Dr. Angelia Bryant
My approach to counseling is both pragmatic and multimodal. Having practiced as a counselor/therapist since 1994, I have had to opportunity to work with a broad array of patients/clients in very diverse settings. It was immediately apparent that there was no counseling approach that was a “magic bullet”, appropriate for all patients in all scenarios. To the contrary, given diversities in age, intelligence, sociologic variables, pathology, personality, genetics, race, ethnicity, gender, and others; it would be naive to assume that one counseling approach could be efficacious to all clients.
An alternative approach with which I have connected is Hypnotherapy. In the last 3 years, I have accrued 242 training hours with several hundred practice hours. Hypnotherapy is congruent with counseling interventions including relaxation skills, reintegration of life issues, reframing, anxiety reduction, visualization and guided imagery. Hypnosis works well with many clients although, clinical diagnostics and individual differences to dictate the therapeutic intervention to be employed. Treatment is specialized to patient need. Grateful for my foundational CACREP clinical counseling training, it is incumbent on the counselor to develop an array of best practice clinical skills.
At a minimum, the adequately equipped therapist must possess knowledge and skill in practicing affective therapies, behaviorally based interventions, and cognitive therapies. I have also developed a great appreciation through employing narrative techniques. I have had good success utilizing metaphors to assist clients in finding meaning and to assist in their search for their life path. In order to be effective, the therapist must understand the utility of each of these approaches as they relate to the particular client sitting in front of them.

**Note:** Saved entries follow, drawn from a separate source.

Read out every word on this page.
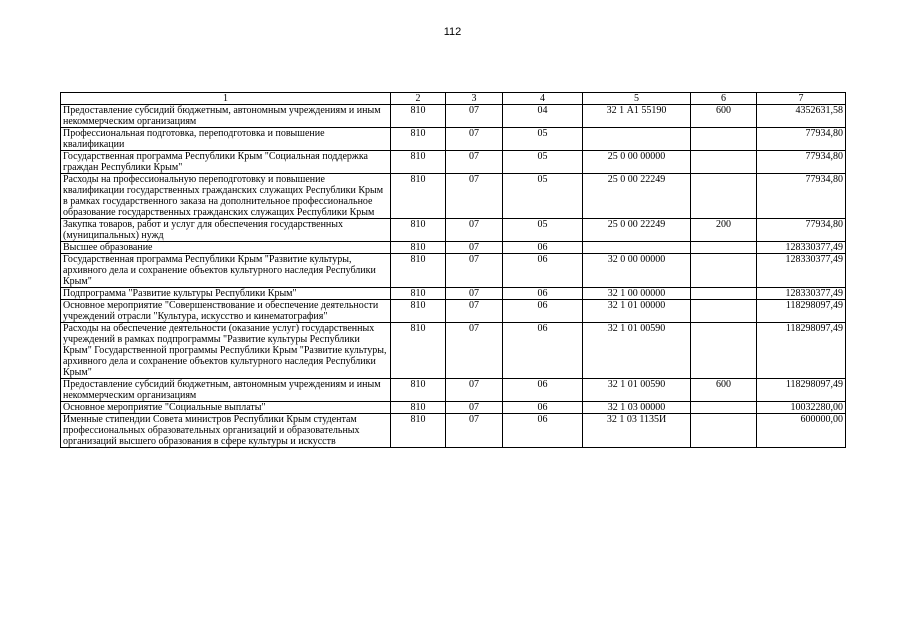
112
1	2	3	4	5	6	7
Предоставление субсидий бюджетным, автономным учреждениям и иным некоммерческим организациям	810	07	04	32 1 А1 55190	600	4352631,58
Профессиональная подготовка, переподготовка и повышение квалификации	810	07	05			77934,80
Государственная программа Республики Крым "Социальная поддержка граждан Республики Крым"	810	07	05	25 0 00 00000		77934,80
Расходы на профессиональную переподготовку и повышение квалификации государственных гражданских служащих Республики Крым в рамках государственного заказа на дополнительное профессиональное образование государственных гражданских служащих Республики Крым	810	07	05	25 0 00 22249		77934,80
Закупка товаров, работ и услуг для обеспечения государственных (муниципальных) нужд	810	07	05	25 0 00 22249	200	77934,80
Высшее образование	810	07	06			128330377,49
Государственная программа Республики Крым "Развитие культуры, архивного дела и сохранение объектов культурного наследия Республики Крым"	810	07	06	32 0 00 00000		128330377,49
Подпрограмма "Развитие культуры Республики Крым"	810	07	06	32 1 00 00000		128330377,49
Основное мероприятие "Совершенствование и обеспечение деятельности учреждений отрасли "Культура, искусство и кинематография"	810	07	06	32 1 01 00000		118298097,49
Расходы на обеспечение деятельности (оказание услуг) государственных учреждений в рамках подпрограммы "Развитие культуры Республики Крым" Государственной программы Республики Крым "Развитие культуры, архивного дела и сохранение объектов культурного наследия Республики Крым"	810	07	06	32 1 01 00590		118298097,49
Предоставление субсидий бюджетным, автономным учреждениям и иным некоммерческим организациям	810	07	06	32 1 01 00590	600	118298097,49
Основное мероприятие "Социальные выплаты"	810	07	06	32 1 03 00000		10032280,00
Именные стипендии Совета министров Республики Крым студентам профессиональных образовательных организаций и образовательных организаций высшего образования в сфере культуры и искусств	810	07	06	32 1 03 1135И		600000,00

This is not to discount the foundational skills that are common to most approaches and form the basis of counselors work with their clients. Perhaps most important is the critical role of the therapeutic alliance. I firmly believe that the potential for a healing interaction between the counselor and the client must be based on relationship. Without this therapeutic alliance, the trust and regard necessary for exploration and growth will be impaired. Obviously, building a therapeutic relationship with some clients will be challenging. I have worked with court-ordered clients that were angry and resistant toward being forced into treatment. In all cases, I still believe that the investment of clinical time necessary to develop a therapeutic alliance is critical to future success. Without this effort, attempts to “help the client” will be resisted and sabotaged.
Finally, I believe that as people trust their lives to their therapist, it is ethically obligatory that the clinician commit to a lifestyle of on-going self care, focused personal growth and continued professional development. Quite simply, it is unlikely that you can take clients where you have not been. I continue to seek opportunities to grow, both professionally and personally. I owe my best practice to both my clients and myself.